Чезаре ехал между ними, такими разными и внешне, и внутренне, и думал о том, долго ли еще все они смогут оставаться друзьями. Перуджа — вольный город, а отец неоднократно говорил, что с приходом к власти положит конец разнузданному самоуправству городов, бесконечные распри между которыми разрывали Италию на куски. Вряд ли это понравится графине Аталанте, да и всему клану Бальони. Что же до Джованни, то он слишком хитер. Недаром его наставником числился Никколо Макиавелли — судя по рассказам, тот еще старый лис. Медичи и Борджиа находились в ровных отношениях, и на свободу Флоренции Ватикан не посягал, по крайней мере пока. Но Чезаре не нравилась настойчивость, с которой Джованни расспрашивал его об отце, а пуще того — проницательность, с которой он делал выводы. Версия о том, что все голоса конклава были куплены, укоренилась в народе за недели, прошедшие после избрания нового Папы. И Родриго, а стало быть, и Чезаре были заинтересованы в том, чтобы так и оставалось. Не слишком приглядная версия, но к подобному все привыкли. Купля и продажа санов, индульгенций, разводов и усыновлений давно стали привычным делом в святом городе Риме. В обыденное проще поверить. Но Джованни Медичи зрил в самый корень. Чезаре как никто знал, что слухи о баснословных богатствах Борджиа чудовищно раздуты — что, опять-таки, являлось целенаправленной политикой отца, ибо золото всегда все объясняет. Золото все покупает и прощает. Ни к чему людям задавать вопросы, ни к чему знать, что богатств Борджиа не хватило бы на взятки и для половины коллегии. Тем более что, как верно заметил Джованни, большинство кардиналов и так богаты и не стали бы возводить на папский престол ненавистного испанца, выскочку, наглеца лишь для того, чтобы присовокупить к своим необозримым владениям еще одну деревню и еще один замок.

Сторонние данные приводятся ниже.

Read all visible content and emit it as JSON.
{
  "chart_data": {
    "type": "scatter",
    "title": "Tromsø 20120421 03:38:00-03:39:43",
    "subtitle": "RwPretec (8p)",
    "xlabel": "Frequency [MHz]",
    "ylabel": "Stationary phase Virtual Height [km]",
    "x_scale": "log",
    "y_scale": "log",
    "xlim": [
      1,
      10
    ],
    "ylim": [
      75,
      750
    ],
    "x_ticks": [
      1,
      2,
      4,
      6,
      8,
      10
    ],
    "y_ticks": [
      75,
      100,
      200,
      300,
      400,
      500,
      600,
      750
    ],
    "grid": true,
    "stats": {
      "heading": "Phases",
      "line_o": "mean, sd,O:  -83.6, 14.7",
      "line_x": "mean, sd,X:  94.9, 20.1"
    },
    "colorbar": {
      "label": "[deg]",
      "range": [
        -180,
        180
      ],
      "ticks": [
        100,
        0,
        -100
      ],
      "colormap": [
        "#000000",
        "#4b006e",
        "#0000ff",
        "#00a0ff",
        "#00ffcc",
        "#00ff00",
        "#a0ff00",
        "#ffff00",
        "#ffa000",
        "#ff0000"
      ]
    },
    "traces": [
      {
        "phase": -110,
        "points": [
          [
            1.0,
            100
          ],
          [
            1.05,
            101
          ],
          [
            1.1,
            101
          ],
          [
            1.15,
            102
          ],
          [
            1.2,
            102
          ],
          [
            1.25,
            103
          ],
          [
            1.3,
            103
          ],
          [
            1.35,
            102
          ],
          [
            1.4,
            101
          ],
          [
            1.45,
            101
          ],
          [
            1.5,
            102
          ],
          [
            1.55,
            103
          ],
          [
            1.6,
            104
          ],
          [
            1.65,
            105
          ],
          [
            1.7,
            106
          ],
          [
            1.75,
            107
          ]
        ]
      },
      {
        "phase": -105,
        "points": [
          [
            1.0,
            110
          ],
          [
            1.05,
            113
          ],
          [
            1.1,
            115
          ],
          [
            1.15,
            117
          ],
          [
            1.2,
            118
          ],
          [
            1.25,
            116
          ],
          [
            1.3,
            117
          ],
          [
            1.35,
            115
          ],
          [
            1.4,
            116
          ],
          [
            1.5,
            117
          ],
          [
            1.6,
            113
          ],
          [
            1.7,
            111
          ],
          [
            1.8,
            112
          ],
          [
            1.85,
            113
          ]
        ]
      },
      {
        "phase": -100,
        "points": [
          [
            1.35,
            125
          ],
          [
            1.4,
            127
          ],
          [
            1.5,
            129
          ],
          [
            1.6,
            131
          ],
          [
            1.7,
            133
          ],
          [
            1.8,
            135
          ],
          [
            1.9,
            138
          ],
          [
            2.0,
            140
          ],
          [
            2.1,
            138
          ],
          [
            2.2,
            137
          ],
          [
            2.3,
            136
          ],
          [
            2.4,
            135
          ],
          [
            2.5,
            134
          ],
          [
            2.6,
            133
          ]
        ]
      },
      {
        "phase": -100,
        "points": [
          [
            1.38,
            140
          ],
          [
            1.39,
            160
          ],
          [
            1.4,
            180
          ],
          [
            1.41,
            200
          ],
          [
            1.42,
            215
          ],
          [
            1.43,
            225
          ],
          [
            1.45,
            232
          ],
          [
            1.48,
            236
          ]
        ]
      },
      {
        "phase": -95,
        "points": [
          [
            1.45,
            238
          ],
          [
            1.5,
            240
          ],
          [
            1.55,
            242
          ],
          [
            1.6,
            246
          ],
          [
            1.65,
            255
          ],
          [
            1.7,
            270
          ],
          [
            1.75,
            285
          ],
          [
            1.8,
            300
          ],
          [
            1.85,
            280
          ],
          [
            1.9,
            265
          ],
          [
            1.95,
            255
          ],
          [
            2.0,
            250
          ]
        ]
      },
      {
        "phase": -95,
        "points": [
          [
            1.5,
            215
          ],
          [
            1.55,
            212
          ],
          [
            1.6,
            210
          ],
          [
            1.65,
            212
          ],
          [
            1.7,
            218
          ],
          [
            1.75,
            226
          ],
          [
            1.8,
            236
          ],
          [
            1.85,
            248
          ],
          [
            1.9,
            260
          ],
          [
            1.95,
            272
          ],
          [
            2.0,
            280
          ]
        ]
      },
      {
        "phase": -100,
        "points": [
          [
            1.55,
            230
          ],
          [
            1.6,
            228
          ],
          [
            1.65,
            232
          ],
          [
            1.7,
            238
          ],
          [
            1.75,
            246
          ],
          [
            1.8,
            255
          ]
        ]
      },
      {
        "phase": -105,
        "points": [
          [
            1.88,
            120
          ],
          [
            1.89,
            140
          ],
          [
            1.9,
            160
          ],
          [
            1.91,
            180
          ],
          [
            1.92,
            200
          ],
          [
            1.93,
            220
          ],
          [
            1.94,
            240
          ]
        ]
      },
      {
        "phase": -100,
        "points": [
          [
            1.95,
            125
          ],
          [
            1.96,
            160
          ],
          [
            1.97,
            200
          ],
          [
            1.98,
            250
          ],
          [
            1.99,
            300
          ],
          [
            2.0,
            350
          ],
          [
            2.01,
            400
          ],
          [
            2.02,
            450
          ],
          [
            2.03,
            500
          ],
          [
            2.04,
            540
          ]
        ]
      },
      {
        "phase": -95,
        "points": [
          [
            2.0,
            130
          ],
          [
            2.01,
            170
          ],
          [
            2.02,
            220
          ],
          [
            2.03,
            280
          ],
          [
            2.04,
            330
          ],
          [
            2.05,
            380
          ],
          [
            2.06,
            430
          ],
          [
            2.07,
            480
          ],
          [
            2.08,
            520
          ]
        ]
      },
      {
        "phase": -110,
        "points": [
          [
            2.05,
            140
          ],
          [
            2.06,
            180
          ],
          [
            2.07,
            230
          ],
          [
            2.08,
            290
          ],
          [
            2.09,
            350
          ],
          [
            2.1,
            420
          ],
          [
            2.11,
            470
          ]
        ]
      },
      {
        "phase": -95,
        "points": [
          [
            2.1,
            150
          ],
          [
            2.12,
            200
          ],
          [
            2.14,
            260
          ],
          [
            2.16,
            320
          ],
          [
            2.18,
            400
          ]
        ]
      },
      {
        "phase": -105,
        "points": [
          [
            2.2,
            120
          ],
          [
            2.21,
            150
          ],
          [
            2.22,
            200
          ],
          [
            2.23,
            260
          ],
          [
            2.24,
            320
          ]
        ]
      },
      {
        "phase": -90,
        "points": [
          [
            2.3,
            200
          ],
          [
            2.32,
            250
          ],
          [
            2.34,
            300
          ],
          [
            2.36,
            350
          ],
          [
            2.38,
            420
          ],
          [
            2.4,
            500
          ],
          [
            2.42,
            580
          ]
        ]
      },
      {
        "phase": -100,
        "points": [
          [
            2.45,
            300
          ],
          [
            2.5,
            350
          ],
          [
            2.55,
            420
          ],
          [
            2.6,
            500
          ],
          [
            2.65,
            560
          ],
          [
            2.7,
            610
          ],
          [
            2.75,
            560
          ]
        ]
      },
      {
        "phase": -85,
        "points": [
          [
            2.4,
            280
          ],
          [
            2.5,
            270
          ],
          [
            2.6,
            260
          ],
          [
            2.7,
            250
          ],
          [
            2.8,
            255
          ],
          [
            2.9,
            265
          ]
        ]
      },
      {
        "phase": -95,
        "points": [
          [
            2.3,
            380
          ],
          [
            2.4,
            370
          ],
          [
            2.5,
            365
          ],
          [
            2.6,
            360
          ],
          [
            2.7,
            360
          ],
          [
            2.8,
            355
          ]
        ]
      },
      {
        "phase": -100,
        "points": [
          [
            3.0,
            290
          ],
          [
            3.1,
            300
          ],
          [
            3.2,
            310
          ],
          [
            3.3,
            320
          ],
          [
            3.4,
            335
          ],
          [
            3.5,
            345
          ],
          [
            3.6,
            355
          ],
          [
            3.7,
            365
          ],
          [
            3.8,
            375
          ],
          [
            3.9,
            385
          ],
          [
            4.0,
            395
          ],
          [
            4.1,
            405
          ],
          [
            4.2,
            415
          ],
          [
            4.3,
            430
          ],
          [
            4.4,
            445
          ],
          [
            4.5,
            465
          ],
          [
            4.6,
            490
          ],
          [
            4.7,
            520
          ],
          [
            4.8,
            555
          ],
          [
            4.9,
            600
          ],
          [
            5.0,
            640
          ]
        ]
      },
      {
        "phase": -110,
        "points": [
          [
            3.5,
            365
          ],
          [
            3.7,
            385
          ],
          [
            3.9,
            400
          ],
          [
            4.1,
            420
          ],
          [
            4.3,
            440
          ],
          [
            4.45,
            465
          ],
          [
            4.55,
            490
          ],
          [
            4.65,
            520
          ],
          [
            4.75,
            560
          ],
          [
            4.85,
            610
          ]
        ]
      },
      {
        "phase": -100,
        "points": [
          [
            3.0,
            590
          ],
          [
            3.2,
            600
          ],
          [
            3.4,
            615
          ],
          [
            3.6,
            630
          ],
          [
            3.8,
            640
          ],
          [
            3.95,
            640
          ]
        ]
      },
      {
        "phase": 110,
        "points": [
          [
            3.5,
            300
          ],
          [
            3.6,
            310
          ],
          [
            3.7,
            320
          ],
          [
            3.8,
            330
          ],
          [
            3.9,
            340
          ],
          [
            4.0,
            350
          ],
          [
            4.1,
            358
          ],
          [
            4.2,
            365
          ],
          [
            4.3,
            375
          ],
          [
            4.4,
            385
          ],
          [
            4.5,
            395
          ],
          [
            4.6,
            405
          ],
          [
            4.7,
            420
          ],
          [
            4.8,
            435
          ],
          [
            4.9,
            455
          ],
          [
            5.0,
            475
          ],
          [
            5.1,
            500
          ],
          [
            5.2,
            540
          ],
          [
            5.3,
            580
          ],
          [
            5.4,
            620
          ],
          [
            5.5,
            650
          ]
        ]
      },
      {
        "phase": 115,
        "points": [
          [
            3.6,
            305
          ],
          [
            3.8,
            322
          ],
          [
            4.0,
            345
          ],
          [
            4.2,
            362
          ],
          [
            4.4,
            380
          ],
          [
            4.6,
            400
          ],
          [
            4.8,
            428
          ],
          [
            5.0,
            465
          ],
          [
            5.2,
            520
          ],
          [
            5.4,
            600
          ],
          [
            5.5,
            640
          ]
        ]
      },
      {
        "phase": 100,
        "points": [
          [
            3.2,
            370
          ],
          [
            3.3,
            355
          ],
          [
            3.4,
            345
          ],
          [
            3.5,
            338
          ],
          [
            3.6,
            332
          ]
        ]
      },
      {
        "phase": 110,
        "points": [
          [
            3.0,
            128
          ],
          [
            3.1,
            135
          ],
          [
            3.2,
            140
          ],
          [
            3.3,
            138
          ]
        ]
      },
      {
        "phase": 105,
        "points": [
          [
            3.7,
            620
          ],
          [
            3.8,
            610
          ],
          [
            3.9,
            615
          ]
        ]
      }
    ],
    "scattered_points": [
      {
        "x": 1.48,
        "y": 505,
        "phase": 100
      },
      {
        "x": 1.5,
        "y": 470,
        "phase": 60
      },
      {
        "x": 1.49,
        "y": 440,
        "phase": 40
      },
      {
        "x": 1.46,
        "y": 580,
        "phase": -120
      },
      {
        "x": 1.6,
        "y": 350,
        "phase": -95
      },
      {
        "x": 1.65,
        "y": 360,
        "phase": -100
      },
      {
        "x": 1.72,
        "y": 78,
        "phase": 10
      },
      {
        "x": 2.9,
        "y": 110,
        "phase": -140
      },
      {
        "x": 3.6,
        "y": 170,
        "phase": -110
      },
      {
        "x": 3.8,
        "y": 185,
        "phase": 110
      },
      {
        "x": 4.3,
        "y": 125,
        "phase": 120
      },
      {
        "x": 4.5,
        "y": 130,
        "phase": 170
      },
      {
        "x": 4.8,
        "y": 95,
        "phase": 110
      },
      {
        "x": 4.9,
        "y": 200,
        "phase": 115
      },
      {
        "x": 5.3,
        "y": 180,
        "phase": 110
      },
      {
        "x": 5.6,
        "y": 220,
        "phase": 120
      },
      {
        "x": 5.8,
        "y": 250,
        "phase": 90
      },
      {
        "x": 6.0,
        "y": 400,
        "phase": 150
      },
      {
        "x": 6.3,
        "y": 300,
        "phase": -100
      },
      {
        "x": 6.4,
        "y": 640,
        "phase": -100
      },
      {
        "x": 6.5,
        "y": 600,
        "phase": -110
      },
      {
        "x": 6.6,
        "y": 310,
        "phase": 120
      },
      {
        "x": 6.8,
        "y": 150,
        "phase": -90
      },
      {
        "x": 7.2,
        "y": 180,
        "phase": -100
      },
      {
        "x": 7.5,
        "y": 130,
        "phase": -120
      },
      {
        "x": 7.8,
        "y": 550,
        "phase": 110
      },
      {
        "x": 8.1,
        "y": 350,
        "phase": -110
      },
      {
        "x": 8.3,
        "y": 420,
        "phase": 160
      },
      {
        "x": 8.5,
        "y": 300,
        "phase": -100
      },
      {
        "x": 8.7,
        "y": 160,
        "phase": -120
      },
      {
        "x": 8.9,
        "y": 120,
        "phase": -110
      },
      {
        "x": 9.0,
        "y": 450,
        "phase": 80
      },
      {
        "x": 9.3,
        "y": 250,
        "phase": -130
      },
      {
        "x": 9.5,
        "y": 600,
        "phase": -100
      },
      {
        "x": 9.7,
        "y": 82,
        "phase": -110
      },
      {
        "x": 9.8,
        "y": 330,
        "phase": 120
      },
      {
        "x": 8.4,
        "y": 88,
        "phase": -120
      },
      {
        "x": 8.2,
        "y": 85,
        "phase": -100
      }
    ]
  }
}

Дело было не в деньгах, нет. Дело было в фигурке паука, намотанной на золотистый шнур. Чезаре вспомнил, как отец держал ладонь на ней, спрятанной под кардинальской сутаной, во время их последней встречи перед отбытием Чезаре в Пизу. «Все пройдет как задумано, сын мой, — сказал Родриго тогда. — Верь в своего отца». Он мог бы сказать «верь в паука» — и не ошибся бы. Чезаре до сих пор весьма смутно представлял, как именно действует эта фигурка, какую силу дает она отцу. Они никогда не говорили об этом. Чезаре знал только, что сила существует — сила, сравнимая с его собственной, позволявшей сваливать одним ударом противника вдвое тяжелее себя и одним ударом отрубать голову быку. Впрочем, с быками Чезаре старался быть осторожнее. В конце концов, именно один из них, тот, что холодил сейчас его грудь под сорочкой, подарил Чезаре эту невообразимую мощь. Ни к чему лишний раз обижать его родичей. Никто не любит, когда обижают его семью.

Кто-то в сопровождавшей их свите затянул похабную песню, и Тила с готовностью подхватил ее, сотрясая окрестности густым басом. Чезаре с нежностью посмотрел на него, жалея, что скоро они расстанутся, чтобы затем, быть может, стать врагами. Джованни тоже смотрел на Тилу, и во взгляде его сквозила задумчивость, которой Чезаре не мог понять. Он решил выбросить все из головы. Какого, в конце концов, черта? Он молод, здоров, красив, он сын новоизбранного Папы Римского и едет в родовое гнездо своего закадычного друга, чтобы как следует повеселиться. Жизнь прекрасна, проста и бесконечна, когда тебе семнадцать лет и весь мир лежит распростертый у твоих ног. Чезаре щелкнул хлыстом, тряхнул головой и подхватил песню, гудящую над разбитой дорогой.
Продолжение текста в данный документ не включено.